Angolan writer of Portuguese-Brazilian origin talks about memory, forgetting and the significance of trying to understand each other, Yang Yang reports.
In mid-August, 64-year-old Angolan writer Jose Eduardo Agualusa paid his first visit to the Chinese mainland. Much as his writing, the trip to China was a journey across boundaries, both spatial and cultural.
Starting on the Island of Mozambique in northern Mozambique where he currently lives, Agualusa flew to the capital, Maputo, then to Lisbon, capital of Portugal, and then to Hangzhou in Zhejiang province, from where he took a train to Shanghai.
He had been invited to China as a guest of the international literary week at the Shanghai Book Fair.
In Beijing and Shanghai, he encountered friendly people and keen readers whose questions showed that they had carefully read three of his novels that have been published in China.

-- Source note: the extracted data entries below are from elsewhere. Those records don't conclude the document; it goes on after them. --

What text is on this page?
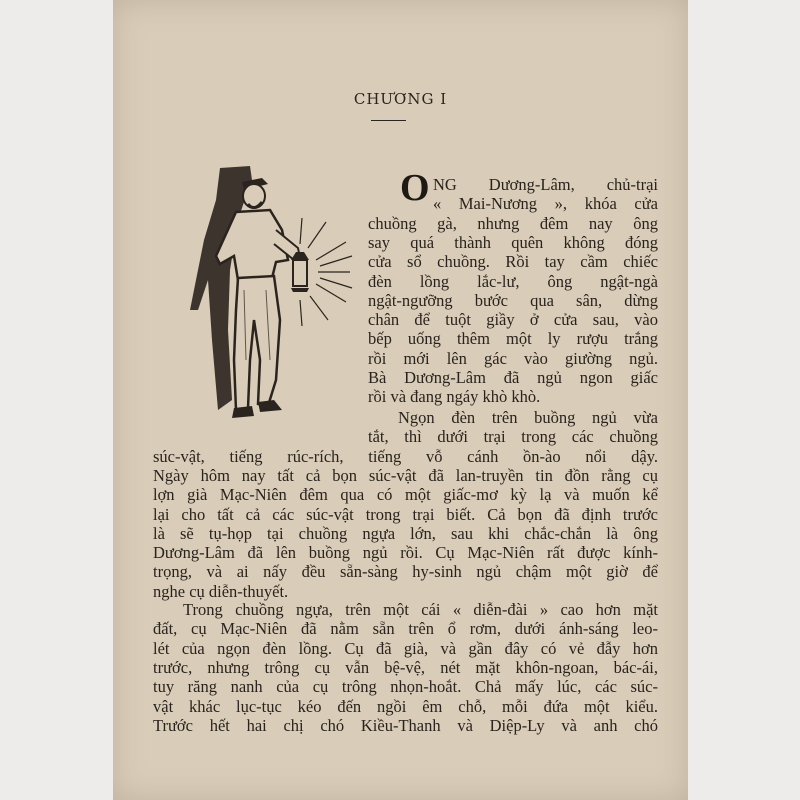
CHƯƠNG I
O NG Dương-Lâm, chủ-trại
« Mai-Nương », khóa cửa
chuồng gà, nhưng đêm nay ông
say quá thành quên không đóng
cửa sổ chuồng. Rồi tay cầm chiếc
đèn lồng lắc-lư, ông ngật-ngà
ngật-ngưỡng bước qua sân, dừng
chân để tuột giầy ở cửa sau, vào
bếp uống thêm một ly rượu trắng
rồi mới lên gác vào giường ngủ.
Bà Dương-Lâm đã ngủ ngon giấc
rồi và đang ngáy khò khò.
Ngọn đèn trên buồng ngủ vừa
tắt, thì dưới trại trong các chuồng
súc-vật, tiếng rúc-rích, tiếng vỗ cánh ồn-ào nổi dậy.
Ngày hôm nay tất cả bọn súc-vật đã lan-truyền tin đồn rằng cụ
lợn già Mạc-Niên đêm qua có một giấc-mơ kỳ lạ và muốn kể
lại cho tất cả các súc-vật trong trại biết. Cả bọn đã định trước
là sẽ tụ-họp tại chuồng ngựa lớn, sau khi chắc-chắn là ông
Dương-Lâm đã lên buồng ngủ rồi. Cụ Mạc-Niên rất được kính-
trọng, và ai nấy đều sẵn-sàng hy-sinh ngủ chậm một giờ để
nghe cụ diễn-thuyết.
Trong chuồng ngựa, trên một cái « diễn-đài » cao hơn mặt
đất, cụ Mạc-Niên đã nằm sẵn trên ổ rơm, dưới ánh-sáng leo-
lét của ngọn đèn lồng. Cụ đã già, và gần đây có vẻ đẫy hơn
trước, nhưng trông cụ vẫn bệ-vệ, nét mặt khôn-ngoan, bác-ái,
tuy răng nanh của cụ trông nhọn-hoắt. Chả mấy lúc, các súc-
vật khác lục-tục kéo đến ngồi êm chỗ, mỗi đứa một kiểu.
Trước hết hai chị chó Kiều-Thanh và Diệp-Ly và anh chó
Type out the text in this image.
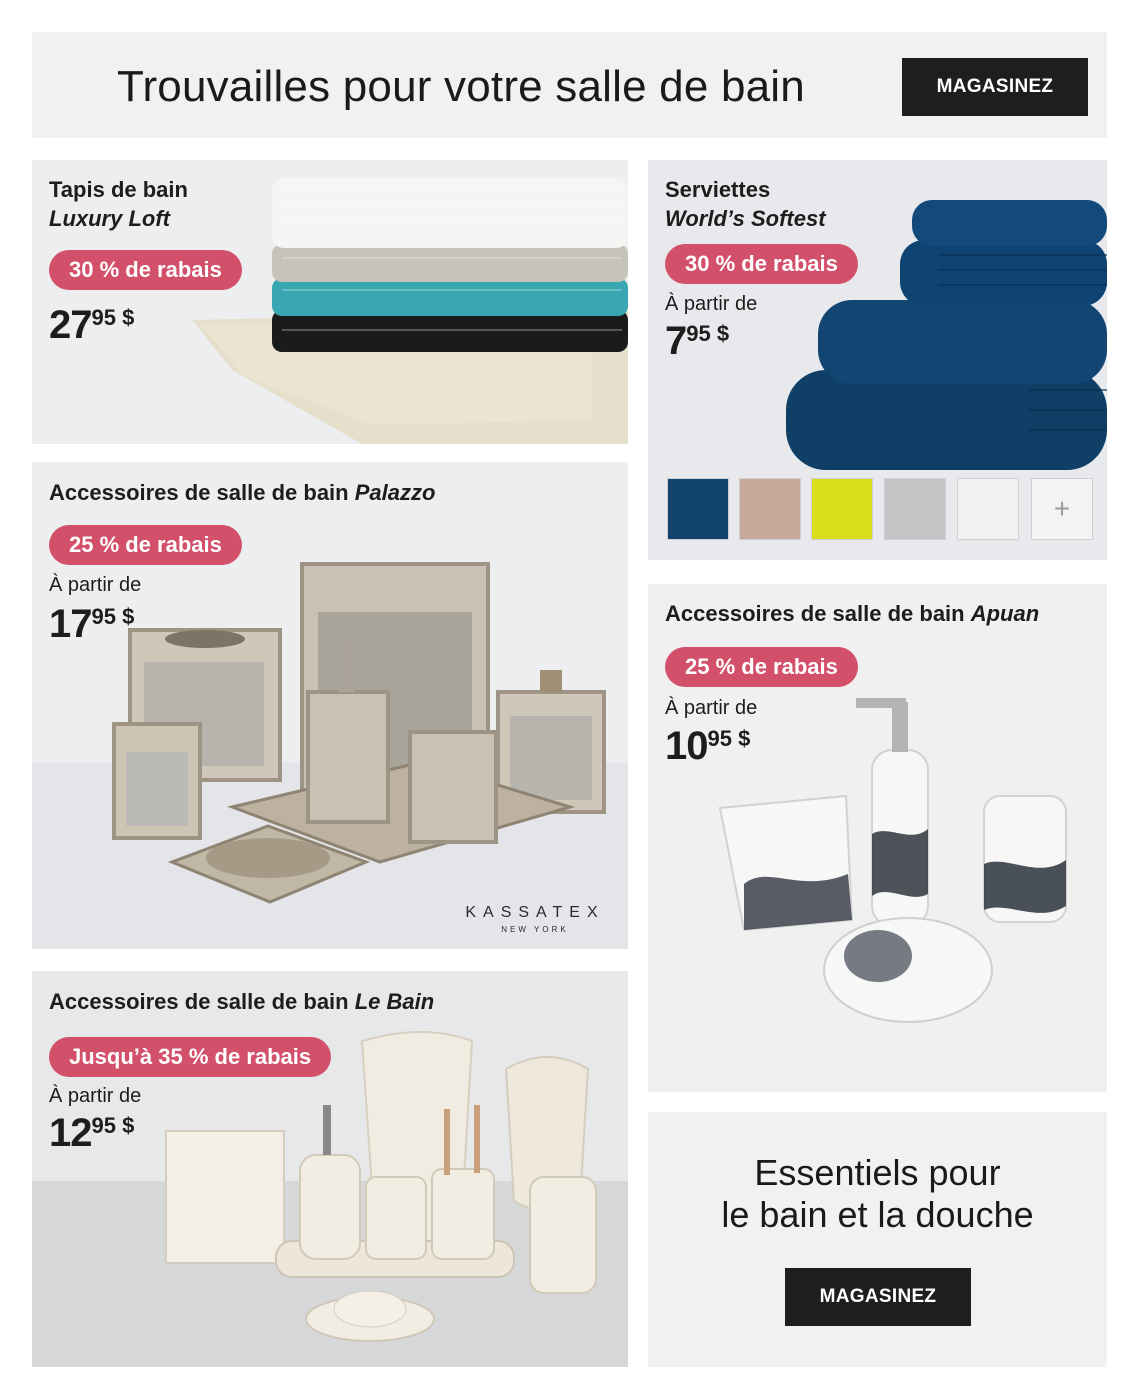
Trouvailles pour votre salle de bain	MAGASINEZ
Tapis de bain
Luxury Loft
30 % de rabais
2795 $
Serviettes
World’s Softest
30 % de rabais
À partir de
795 $
+
Accessoires de salle de bain Palazzo
25 % de rabais
À partir de
1795 $
KASSATEX
NEW YORK
Accessoires de salle de bain Apuan
25 % de rabais
À partir de
1095 $
Accessoires de salle de bain Le Bain
Jusqu’à 35 % de rabais
À partir de
1295 $
Essentiels pour
le bain et la douche
MAGASINEZ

These are A General Theory of Oblivion, winner of the International Dublin Literary Award in 2017 and shortlisted for the Man Booker International Prize 2016, The Book of Chameleons, the first African winner of the Independent Foreign Fiction Prize in the United Kingdom in 2007, and The Living and the Rest, which won the 2021 Portuguese PEN Prize.
Sun Ganlu, vice-president of the Shanghai Writers' Association, says that Agualusa's writing makes use of a calm voice, poetic language and a beautiful narrative rhythm to tell serious and cruel stories, a striking contrast that evokes complex emotions.
Agualusa was particularly impressed by the Shanghai Library East, which he compared to a trove in a forest.